Worked example — A reusable system-prompt template
You are {{role}}, a helpful assistant for {{audience}}.

# Goals
- {{primary_goal}}
- Always cite sources when using retrieved context.

# Tone
- Friendly, concise, never condescending.

# Refusals
- If asked for medical, legal, or financial advice,
  acknowledge limits and suggest a professional.

# Output format
Respond in markdown. For lists, use "-".
For code, use fenced blocks with the language tag.
In real life
  • A study buddy that always quizzes back with 1 question
  • A cooking assistant that converts units before answering
  • A journaling coach that mirrors your mood
In the enterprise
  • Brand-voice enforcement across 50+ marketing agents
  • Refusal policies for regulated content
  • Locale-aware compliance disclaimers
Common pitfalls
  • Stuffing it with examples instead of rules
  • Letting user input override system instructions
  • Forgetting to version it — drift kills evals
02
Concept 02

RAG & Knowledge Bases

Retrieval-Augmented Generation grounds the model in YOUR documents so answers come with citations instead of guesses.

Beginner — the intuition

LLMs are trained on the public internet. They don't know your company handbook or your textbook. RAG fixes that: we (1) chop your docs into chunks, (2) embed them as vectors, (3) at query time, find the most-similar chunks and (4) paste them into the prompt. The model now answers from real text it can cite — not memory.

Advanced — the gotchas

Chunking is the single biggest lever. Semantic chunking outperforms fixed-size for narrative docs; recursive character splitting wins for code. Re-rank top-k with a cross-encoder before stuffing context — it cuts hallucinations dramatically. For multi-tenant RAG, namespace by tenant in your vector store and ALWAYS filter at query time, not in the prompt. Watch for retrieval failure modes: lost-in-the-middle, query/document mismatch (use HyDE or multi-query), and stale embeddings after model upgrades.

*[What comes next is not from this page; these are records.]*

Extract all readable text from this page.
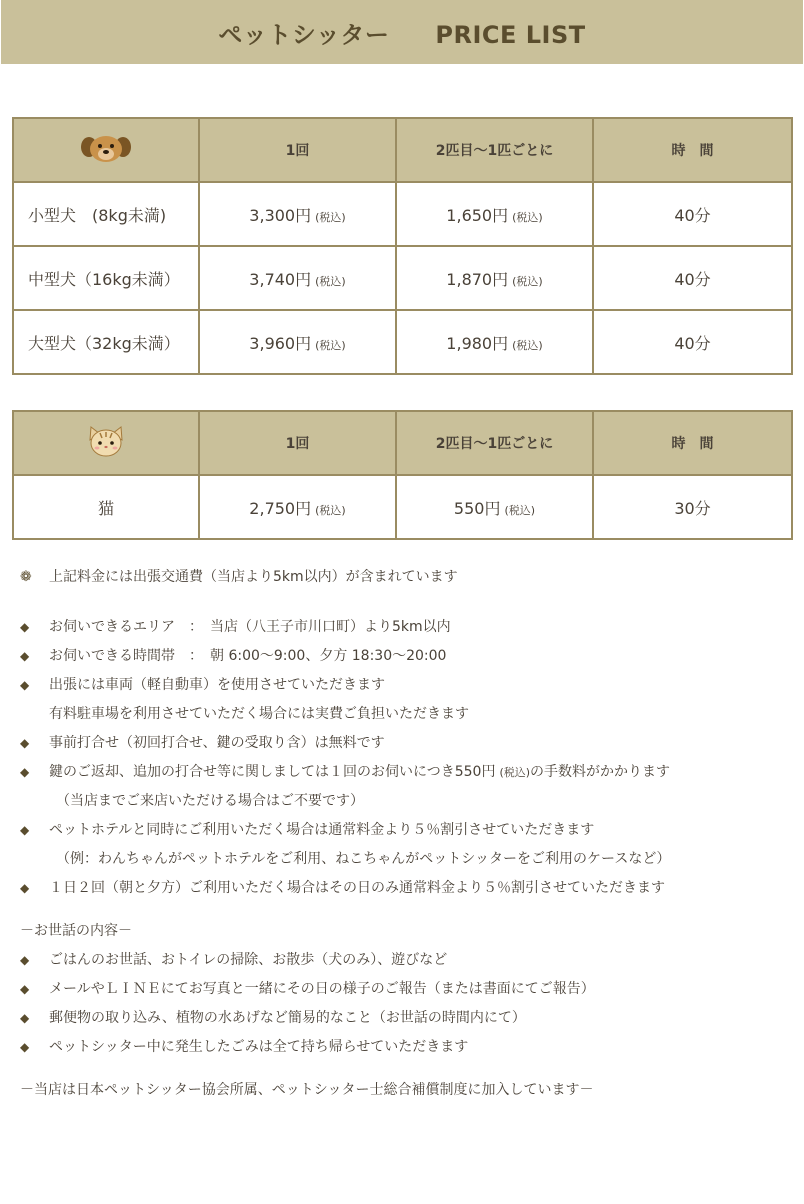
ペットシッター PRICE LIST
	1回	2匹目～1匹ごとに	時　間
小型犬　(8kg未満)	3,300円 (税込)	1,650円 (税込)	40分
中型犬（16kg未満）	3,740円 (税込)	1,870円 (税込)	40分
大型犬（32kg未満）	3,960円 (税込)	1,980円 (税込)	40分
	1回	2匹目～1匹ごとに	時　間
猫	2,750円 (税込)	550円 (税込)	30分
❁	上記料金には出張交通費（当店より5km以内）が含まれています
◆	お伺いできるエリア　：　当店（八王子市川口町）より5km以内
◆	お伺いできる時間帯　：　朝 6:00～9:00、夕方 18:30～20:00
◆	出張には車両（軽自動車）を使用させていただきます
有料駐車場を利用させていただく場合には実費ご負担いただきます
◆	事前打合せ（初回打合せ、鍵の受取り含）は無料です
◆	鍵のご返却、追加の打合せ等に関しましては１回のお伺いにつき550円 (税込)の手数料がかかります
（当店までご来店いただける場合はご不要です）
◆	ペットホテルと同時にご利用いただく場合は通常料金より５％割引させていただきます
（例：わんちゃんがペットホテルをご利用、ねこちゃんがペットシッターをご利用のケースなど）
◆	１日２回（朝と夕方）ご利用いただく場合はその日のみ通常料金より５％割引させていただきます
－お世話の内容－
◆	ごはんのお世話、おトイレの掃除、お散歩（犬のみ）、遊びなど
◆	メールやＬＩＮＥにてお写真と一緒にその日の様子のご報告（または書面にてご報告）
◆	郵便物の取り込み、植物の水あげなど簡易的なこと（お世話の時間内にて）
◆	ペットシッター中に発生したごみは全て持ち帰らせていただきます
－当店は日本ペットシッター協会所属、ペットシッター士総合補償制度に加入しています－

Worked example — Minimal RAG loop (pseudocode)
// 1. Index time
const chunks = chunkDocument(doc, { size: 500, overlap: 50 });
const vectors = await embed(chunks);
await vectorStore.upsert(vectors);

// 2. Query time
const queryVec = await embed([userQuestion]);
const top = await vectorStore.search(queryVec, { k: 8 });
const reranked = await rerank(userQuestion, top); // <- huge quality win

const prompt = `
Answer using ONLY the context below. Cite as [1], [2].
Context:
${reranked.map((c, i) => `[${i+1}] ${c.text}`).join("\n\n")}

Question: ${userQuestion}
`;
return llm.chat(prompt);
In real life
  • Q&A over a textbook you're studying
  • Search across all your saved Pocket articles
  • Family-recipe archive with semantic search
In the enterprise
  • Customer support over product docs (with citation links)
  • Legal-discovery assistant scoped to one matter
  • Internal HR/policy bot with audit-grade sources
Common pitfalls
  • Chunk size too large → retrieval is noisy
  • Forgetting to dedupe near-duplicate chunks
  • Trusting cosine similarity without re-ranking
03
Concept 03

Tools, Function Calling & MCP

Tools turn an LLM from a talker into a doer. MCP is becoming the standard wire-format for exposing them.

Beginner — the intuition

A 'tool' is just a function the model can choose to call. You describe it (name, params, what it does) in JSON. The model decides when to call it, you actually run it, and feed the result back. That's how agents check the weather, send emails, or query a database.

Advanced — the gotchas

Design tools to be idempotent and side-effect-explicit. Always return structured results (not freeform strings) so downstream agents can parse them. For dangerous tools, gate behind HITL approvals. MCP (Model Context Protocol) standardizes this so the SAME tool server works with Claude Desktop, your custom agent, and any compatible client — like USB-C for AI tools. Avoid mega-tools; prefer many small, composable tools — the model's tool-selection accuracy degrades fast above ~15 tools, so use a router agent to gate which tools are visible per turn.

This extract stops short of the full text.